# Piano Hinge Question



## fald123 (Jul 6, 2017)

I am currently building a portable table that folds in the middle via piano hinge. It has a plywood top and then a 2" plywood sides. The table also has folding table legs that close into the top. 

Currently when the table is extended out it bends inward about 20 degrees with the piano hinge. As a temporary fix I have cut a 2x4 to the height of the table and stuck it underneath on one side to hold the top level. 

Looking for possible solutions to getting the table to lock in at a level height. I am having issues with thinking of something due to wanting the table to still be able to fold in half and it would not be possible to have another post swing out on a hinge because of the folding legs taking up the bottom of the table when folded inward.


----------



## fald123 (Jul 6, 2017)

Here is a picture as an example, although the table I am building has a piano hinge instead


----------



## m.n.j.chell (May 12, 2016)

This is likely your problem.


----------



## Toolman50 (Mar 22, 2015)

See the picture above. The top picture shows a space between the two halves at the bottom.

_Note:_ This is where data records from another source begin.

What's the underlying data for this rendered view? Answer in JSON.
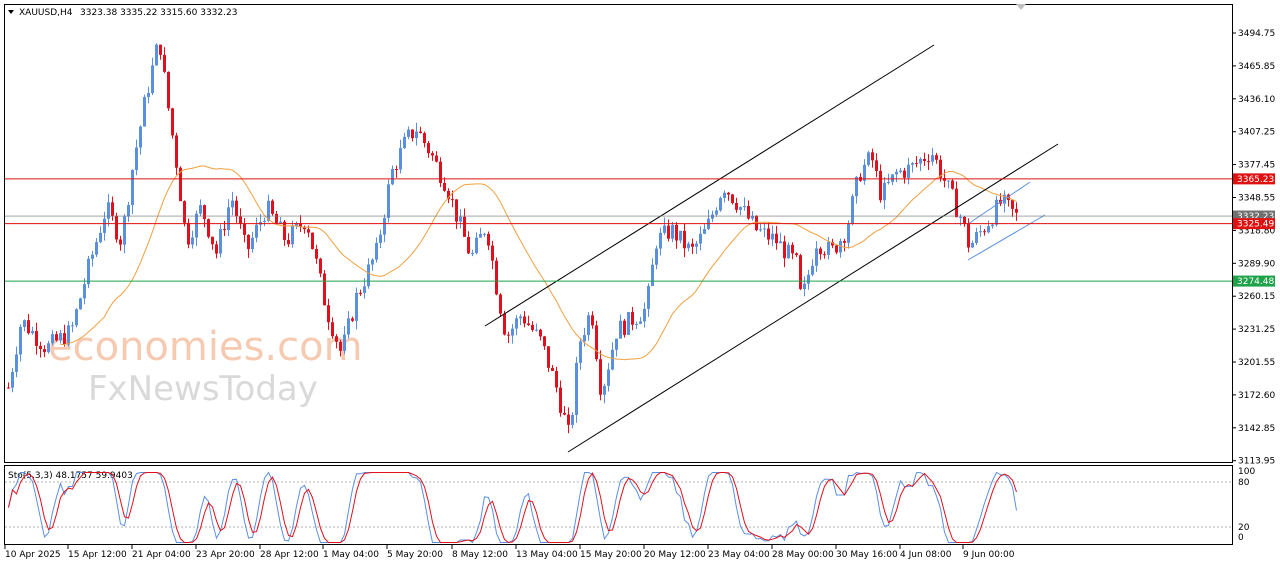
{
  "header": {
    "symbol": "XAUUSD,H4",
    "ohlc": "3323.38 3335.22 3315.60 3332.23"
  },
  "watermark": {
    "line1": "economies.com",
    "line2": "FxNewsToday"
  },
  "price_axis": {
    "ticks": [
      "3494.75",
      "3465.85",
      "3436.10",
      "3407.25",
      "3377.45",
      "3348.55",
      "3318.80",
      "3289.90",
      "3260.15",
      "3231.25",
      "3201.55",
      "3172.60",
      "3142.85",
      "3113.95"
    ]
  },
  "osc_axis": {
    "ticks": [
      "100",
      "80",
      "20",
      "0"
    ]
  },
  "osc_label": "Sto(5,3,3) 48.1757 59.9403",
  "time_axis": {
    "ticks": [
      "10 Apr 2025",
      "15 Apr 12:00",
      "21 Apr 04:00",
      "23 Apr 20:00",
      "28 Apr 12:00",
      "1 May 04:00",
      "5 May 20:00",
      "8 May 12:00",
      "13 May 04:00",
      "15 May 20:00",
      "20 May 12:00",
      "23 May 04:00",
      "28 May 00:00",
      "30 May 16:00",
      "4 Jun 08:00",
      "9 Jun 00:00"
    ]
  },
  "levels": {
    "resistance": {
      "label": "3365.23",
      "value": 3365.23,
      "color": "#e01010"
    },
    "current": {
      "label": "3332.23",
      "value": 3332.23,
      "color": "#707070"
    },
    "support1": {
      "label": "3325.49",
      "value": 3325.49,
      "color": "#e01010"
    },
    "support2": {
      "label": "3274.48",
      "value": 3274.48,
      "color": "#1ea34a"
    }
  },
  "colors": {
    "bull": "#5b8fe0",
    "bear": "#e0101c",
    "ma": "#f0a040",
    "sto_main": "#5b8fe0",
    "sto_signal": "#e0101c"
  },
  "chart_data": {
    "type": "candlestick",
    "ylim": [
      3113.95,
      3504
    ],
    "key_closes": [
      [
        "10 Apr 2025",
        3180
      ],
      [
        "15 Apr 12:00",
        3320
      ],
      [
        "21 Apr 04:00",
        3480
      ],
      [
        "23 Apr 20:00",
        3320
      ],
      [
        "28 Apr 12:00",
        3320
      ],
      [
        "1 May 04:00",
        3225
      ],
      [
        "5 May 20:00",
        3395
      ],
      [
        "8 May 12:00",
        3320
      ],
      [
        "13 May 04:00",
        3240
      ],
      [
        "15 May 20:00",
        3200
      ],
      [
        "20 May 12:00",
        3290
      ],
      [
        "23 May 04:00",
        3350
      ],
      [
        "28 May 00:00",
        3260
      ],
      [
        "30 May 16:00",
        3370
      ],
      [
        "4 Jun 08:00",
        3380
      ],
      [
        "9 Jun 00:00",
        3320
      ]
    ],
    "stochastic": {
      "k": 48.1757,
      "d": 59.9403,
      "levels": [
        80,
        20
      ]
    }
  }
}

This space allows the sag. If the skirt was extended, I think the two skirts would touch and prevent the sag. 
Maybe worth a try.


----------



## fald123 (Jul 6, 2017)

I have the hinge in the position of the second diagram above. The issue is there is a slight gap in the two pieces causing it to sag before point A contacts. 

I cannot adjust the piano hinge to be any closer since it is only screwing into 3/4" plywood and the piano hinge is too wide creating a 1/8" gap between the two pieces


----------



## Steve Neul (Sep 2, 2011)

What is in the picture looks fine to me as long as the barrel of the hinge hangs down. The wood may be the only issue. It would need to be a very hard hardwood as the stress on the hinge screws would be great. This may be why you are having difficulty with the table sagging in the middle. You might also put some lid supports between the legs and the top. This will help take some of the weight off the hinge.


----------



## fald123 (Jul 6, 2017)

I have decided to screw in two slide bolt latches on both sides of the table and then lock them into place when the table is extended, holding it level.

Thank you for the help.


----------